Handel makes history as Georgia's first female GOP Congresswoman-elect

Six women have served in Congress representing Georgia as Democrats since 1940, including Rep. Cynthia McKinney, who served several terms in Congress, most recently from 2005-2007, according to Rutgers University's Center for American Women and Politics.

Handel, 55, Georgia's former secretary of state, was fighting to claim a seat that's been in her party's hands since 1979.

President Trump congratulated Handel via Twitter.

It was Handel's most explicit praise of a president whose tenuous standing put this previously safe Republican district in peril in the first place. Republicans have held that seat since Newt Gingrich won it in 1978, although Mr. Trump barely won the district by 1.5 percent in 2016.

The PVI measures how strongly a district or state leans Republican or Democratic compared to the nation as a whole by comparing the district's average Republican or Democratic share of the two-party presidential vote in the preceding two presidential elections to the nation's average share of the same.

"She personally told me she was rock solid" with the president, said Webb, 70.

The moment was only the sharpest of many long monologues from Scarborough about how Democrats needed to recruit better candidates that reflected their districts.

Republicans also saw House special election victories earlier this year in GOP-held districts in Kansas and Montana. Voter suppression was so severe in 2016 that it arguably determined the victor in close states such as Wisconsin, where more than 200,000 voters were disenfranchised and Mr. Trump won by 22,748 votes.

"To the Jon Ossoff supporters, know that my commitments, they extend to every one of you as well", Handel said.

"My pledge is to be part of the solution, to focus on governing", she said. The Republican voters that love Trump don't necessarily love them. She barely mentioned him ahead of finishing second to Ossoff in an April primary but welcomed him for a private fundraiser later that month.

Ossoff did better than he should have, thanks to $25 million in donations (mostly from California) and support from clueless Hollywood celebrities and Democratic leaders Nancy Pelosi, Bernie Sanders and Elizabeth Warren, who all endorsed Ossoff in a bid to flip the 6th district.

But the Democrats found out that, once again, GOP voters in the South would rather send a Republican to Washington to help even an embattled president of their party than vote for a Democrat. A super PAC backed by Ryan spent $7 million alone; the national GOP's House campaign arm added $4.5 million. Outside groups in her camp accused Ossoff's supporters of cheering when a gunman opened fire on House Republicans at a baseball practice last week.

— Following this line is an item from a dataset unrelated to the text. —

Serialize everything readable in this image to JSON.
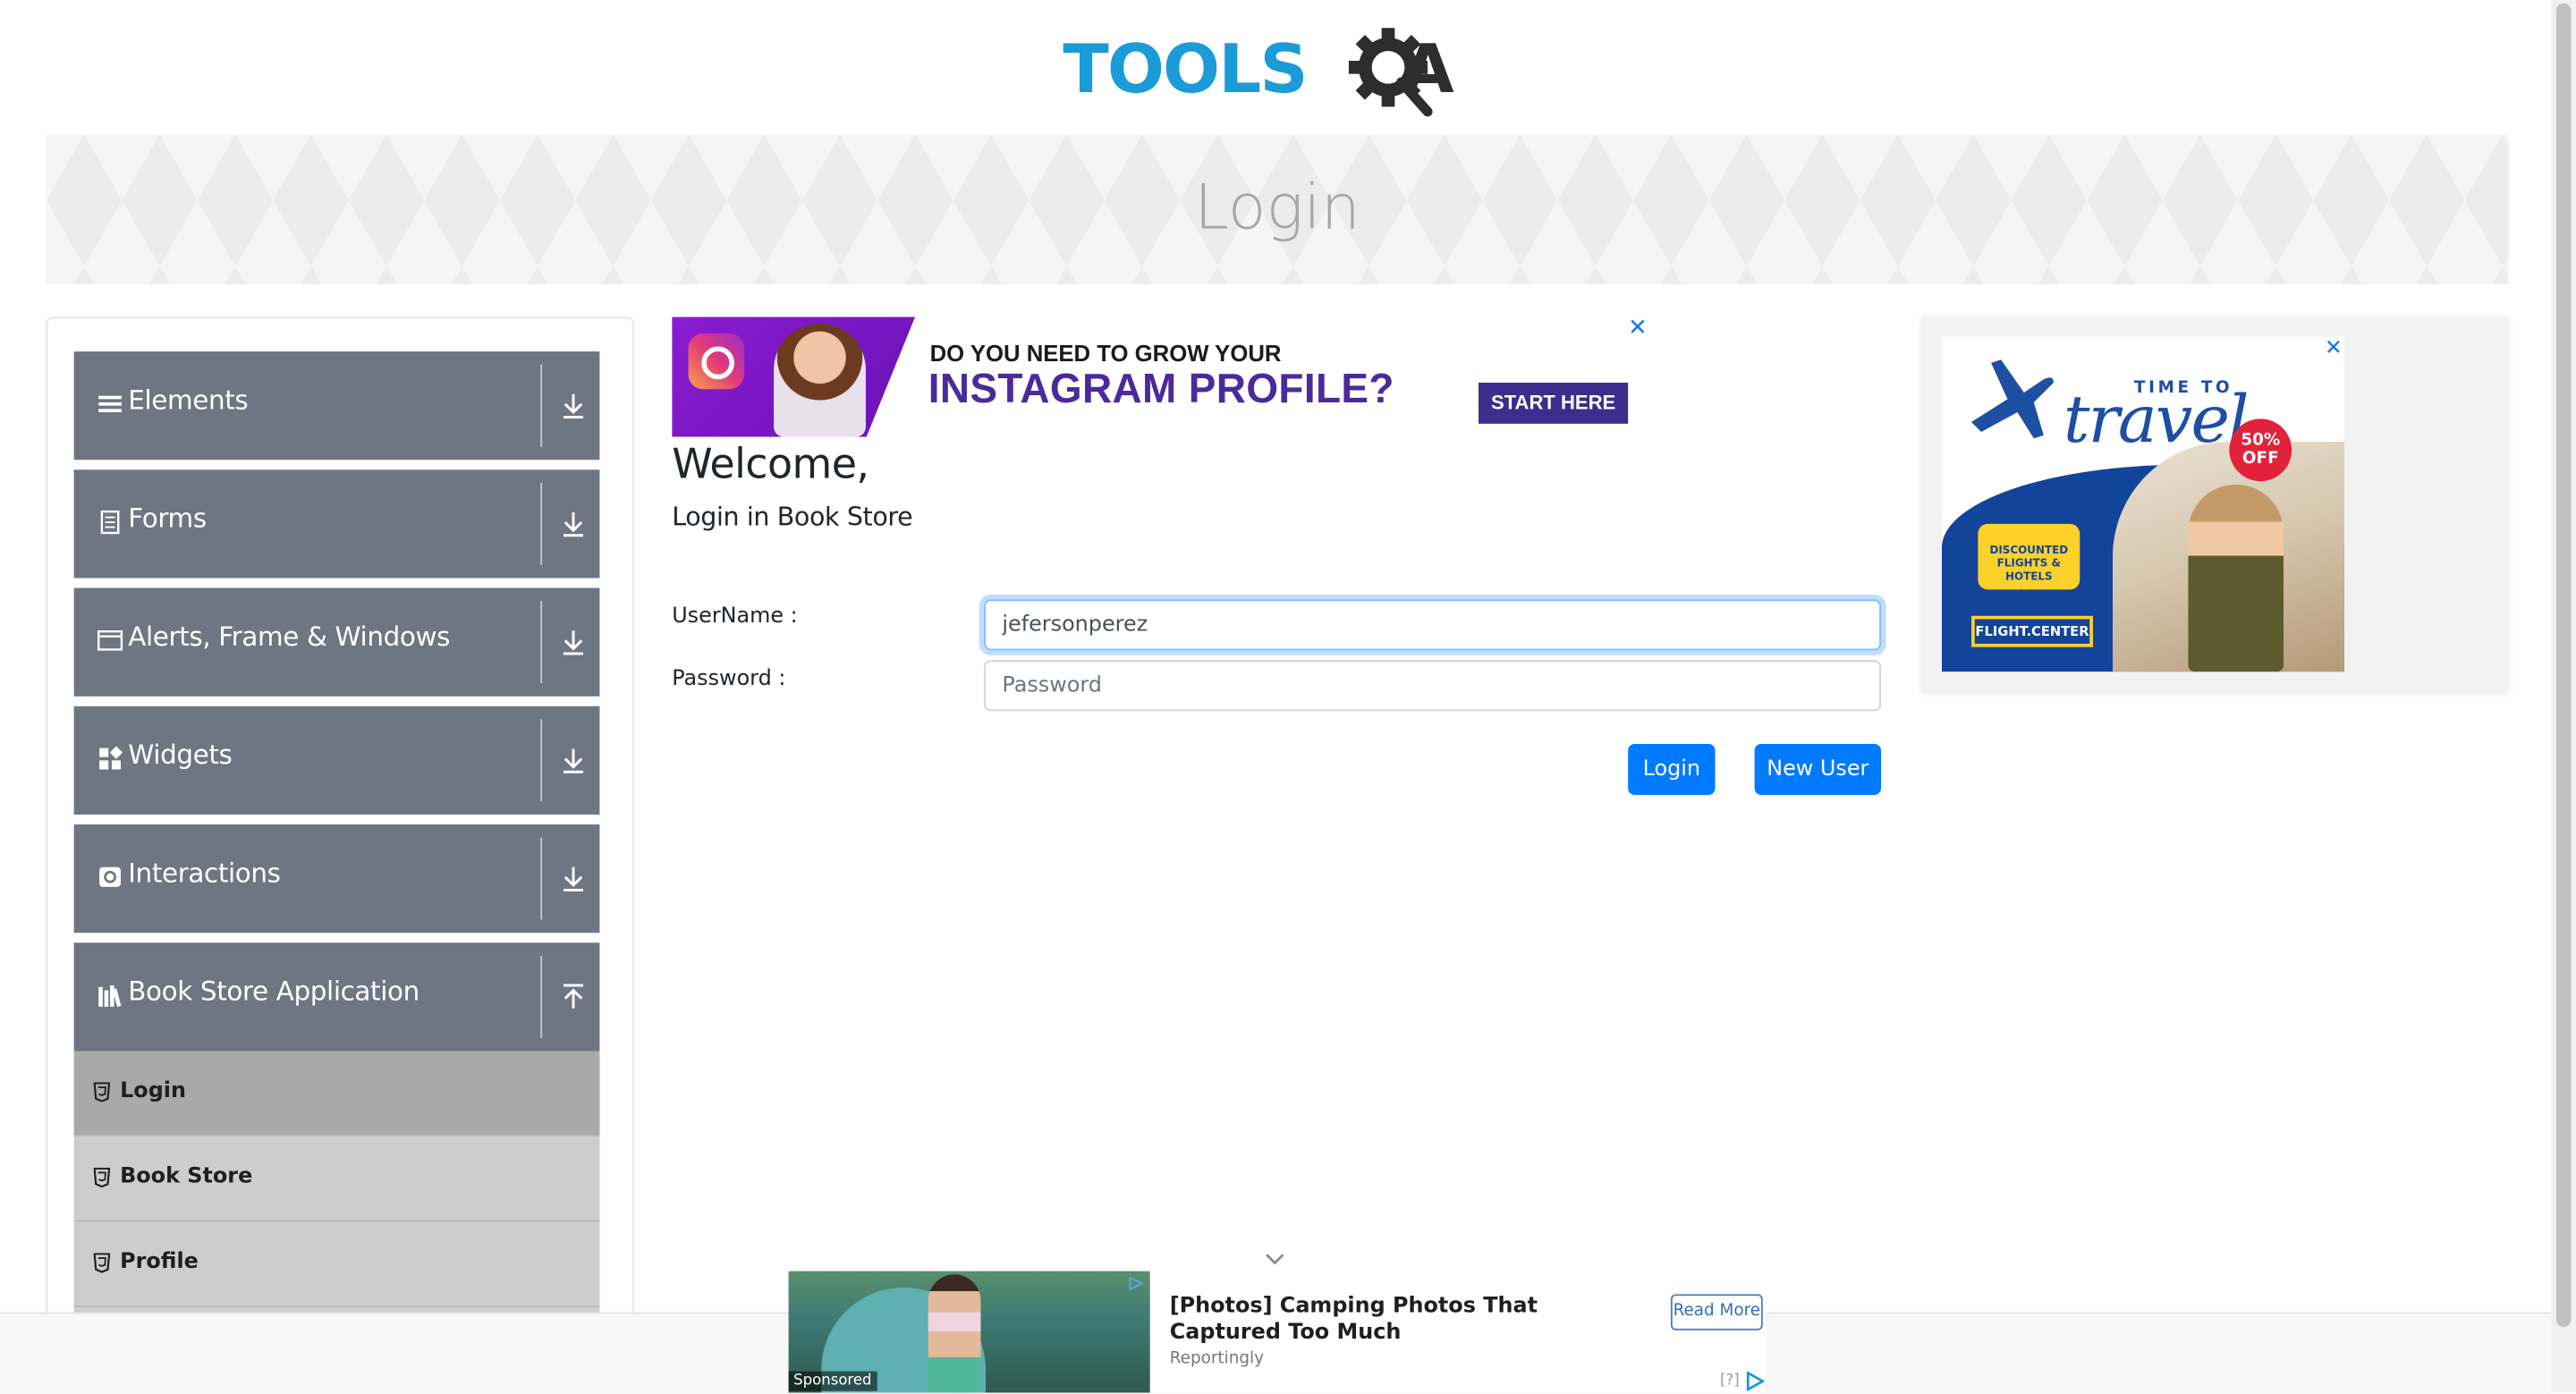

She touts supply side economics, going so far as to say during one debate that she does "not support a living wage" - her way of explaining her opposition to a minimum-wage increase.

Karen Handel, the Republican contender for the seat, won the election Tuesday night in what became the most expensive House race in history.

The special election, to fill the seat vacated by Tom Price after Trump appointed him as secretary of the US Department of Health and Human Services, does not change the balance of power in Washington, where Republicans control the White House and both chambers of Congress.

In South Carolina, Republican Ralph Norman beat Democrat Archie Parnell in a solidly conservative area. CNN projected just after 9 p.m. ET, Republican Ralph Norman will win the special election in the SC 5th Congressional District, defeating Democrat Archie Parnell in a closer than expected race to fill Mick Mulvaney's seat.

On Tuesday, Republican Karen Handel defeated Jon Ossoff, a Democrat, in the race for Georgia's 6th Congressional District seat.